If you have doubts about the unified grounding method for mixed-signal PCB design, you can use the method of dividing the ground layer to layout and route the entire circuit board. When designing, pay attention to making the circuit board easy to use in subsequent experiments. The spacing is less than 1/2 inch jumpers or 0-ohm resistors will connect the split grounds together. Pay attention to partitioning and routing, making sure that no digital signal lines are on top of the analog section, and no analog signal lines are on top of the digital section on all layers. Also, no signal lines can span ground gaps or divide the gap between power supplies. To test the functionality and EMC performance of the board, then retest the board for functionality and EMC performance by connecting the two grounds together through a 0-ohm resistor or jumper. Comparing the test results, it is found that in almost all cases, the unified solution is superior to the segmented solution in terms of function and EMC performance. Is the method of dividing the land still useful? This approach can be used in three situations: some medical equipment requires low leakage current between circuits and systems connected to the patient; some industrial process control equipment outputs may be connected to noisy and high-power electromechanical equipment; another situation is when the layout of the PCB board is subject to certain constraints. There are often separate digital and analog power supplies on mixed-signal PCB and split power planes can and should be used. However, the signal lines immediately adjacent to the power supply layer cannot span the gap between the power supplies, and all signal lines that cross the gap must be located on the circuit layer immediately adjacent to the large-area ground. In some cases, designing the analog power supply as a PCB connection line instead of a plane can avoid the problem of splitting the power plane.

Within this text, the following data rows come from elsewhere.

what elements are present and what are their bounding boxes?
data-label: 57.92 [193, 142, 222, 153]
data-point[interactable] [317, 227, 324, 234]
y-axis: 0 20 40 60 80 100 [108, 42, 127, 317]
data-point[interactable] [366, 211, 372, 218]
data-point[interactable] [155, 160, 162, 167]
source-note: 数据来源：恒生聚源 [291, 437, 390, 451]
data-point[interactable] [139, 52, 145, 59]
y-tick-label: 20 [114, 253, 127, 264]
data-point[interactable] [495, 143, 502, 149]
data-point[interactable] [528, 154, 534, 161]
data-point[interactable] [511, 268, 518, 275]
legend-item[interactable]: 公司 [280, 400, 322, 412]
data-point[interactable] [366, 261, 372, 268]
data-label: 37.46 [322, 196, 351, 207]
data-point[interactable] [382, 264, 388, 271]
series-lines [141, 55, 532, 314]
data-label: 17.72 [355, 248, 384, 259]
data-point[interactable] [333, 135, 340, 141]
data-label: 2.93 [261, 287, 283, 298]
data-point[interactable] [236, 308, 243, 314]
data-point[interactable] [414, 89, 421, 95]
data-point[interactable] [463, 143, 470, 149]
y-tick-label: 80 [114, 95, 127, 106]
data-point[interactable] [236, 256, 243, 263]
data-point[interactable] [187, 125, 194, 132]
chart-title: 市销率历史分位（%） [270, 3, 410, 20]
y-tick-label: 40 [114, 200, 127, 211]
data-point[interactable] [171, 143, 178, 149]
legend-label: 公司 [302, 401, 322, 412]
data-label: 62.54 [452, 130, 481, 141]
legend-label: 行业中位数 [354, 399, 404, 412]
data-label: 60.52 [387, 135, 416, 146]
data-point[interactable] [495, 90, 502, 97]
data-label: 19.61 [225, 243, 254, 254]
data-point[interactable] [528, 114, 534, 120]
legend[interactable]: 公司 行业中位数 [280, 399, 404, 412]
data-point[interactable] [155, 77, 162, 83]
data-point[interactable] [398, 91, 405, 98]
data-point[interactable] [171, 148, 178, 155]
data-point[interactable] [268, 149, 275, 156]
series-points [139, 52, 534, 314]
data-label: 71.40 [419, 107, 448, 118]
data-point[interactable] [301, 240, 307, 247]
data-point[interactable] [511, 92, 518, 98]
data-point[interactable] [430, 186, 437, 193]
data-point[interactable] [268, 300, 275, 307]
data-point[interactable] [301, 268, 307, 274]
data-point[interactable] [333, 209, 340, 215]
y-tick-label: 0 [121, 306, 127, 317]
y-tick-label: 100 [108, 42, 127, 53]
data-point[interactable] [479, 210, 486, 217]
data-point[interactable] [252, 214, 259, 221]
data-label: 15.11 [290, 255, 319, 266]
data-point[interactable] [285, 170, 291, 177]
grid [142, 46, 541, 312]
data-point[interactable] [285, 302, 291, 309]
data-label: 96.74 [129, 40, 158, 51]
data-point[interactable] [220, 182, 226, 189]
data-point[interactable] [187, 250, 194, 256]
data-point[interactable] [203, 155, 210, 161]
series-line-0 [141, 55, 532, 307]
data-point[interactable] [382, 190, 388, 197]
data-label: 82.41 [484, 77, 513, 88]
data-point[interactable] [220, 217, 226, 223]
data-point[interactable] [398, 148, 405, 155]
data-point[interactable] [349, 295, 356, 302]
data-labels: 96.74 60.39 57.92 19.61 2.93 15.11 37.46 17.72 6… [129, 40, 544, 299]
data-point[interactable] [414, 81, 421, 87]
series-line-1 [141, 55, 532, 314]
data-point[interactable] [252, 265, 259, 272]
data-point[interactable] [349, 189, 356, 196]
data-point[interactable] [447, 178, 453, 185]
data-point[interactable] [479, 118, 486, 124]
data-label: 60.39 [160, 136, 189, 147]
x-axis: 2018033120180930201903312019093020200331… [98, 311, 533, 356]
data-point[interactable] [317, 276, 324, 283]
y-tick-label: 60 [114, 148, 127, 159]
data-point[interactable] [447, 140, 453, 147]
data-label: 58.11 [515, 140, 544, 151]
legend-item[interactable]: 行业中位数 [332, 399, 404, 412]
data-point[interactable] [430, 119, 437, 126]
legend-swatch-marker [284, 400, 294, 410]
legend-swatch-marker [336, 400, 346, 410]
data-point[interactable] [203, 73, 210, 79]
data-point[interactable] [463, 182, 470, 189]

Mixed-signal PCB design is a complex process. The following points should be paid attention to in the design process:

1) Partition the PCB board into separate analog and digital parts.

2) Appropriate component layout.

3) A/D converters are placed across partitions.

4) Do not divide the ground. Run a uniform ground under the analog and digital parts of the board.

5) In all layers of the board, digital signals can only be routed in the digital part of the board.

6) In all layers of the board, analog signals can only be routed in the analog part of the board.

7) Realize analog and digital power split.

8) The wiring cannot span the gap between the split power planes.

9) The signal lines that must cross the gap between the divided power supplies should be located on the wiring layer immediately adjacent to the large-area ground.

10) Analyze the path and method of the return-to-ground current actually flowing.

11) Use correct PCB board wiring rules.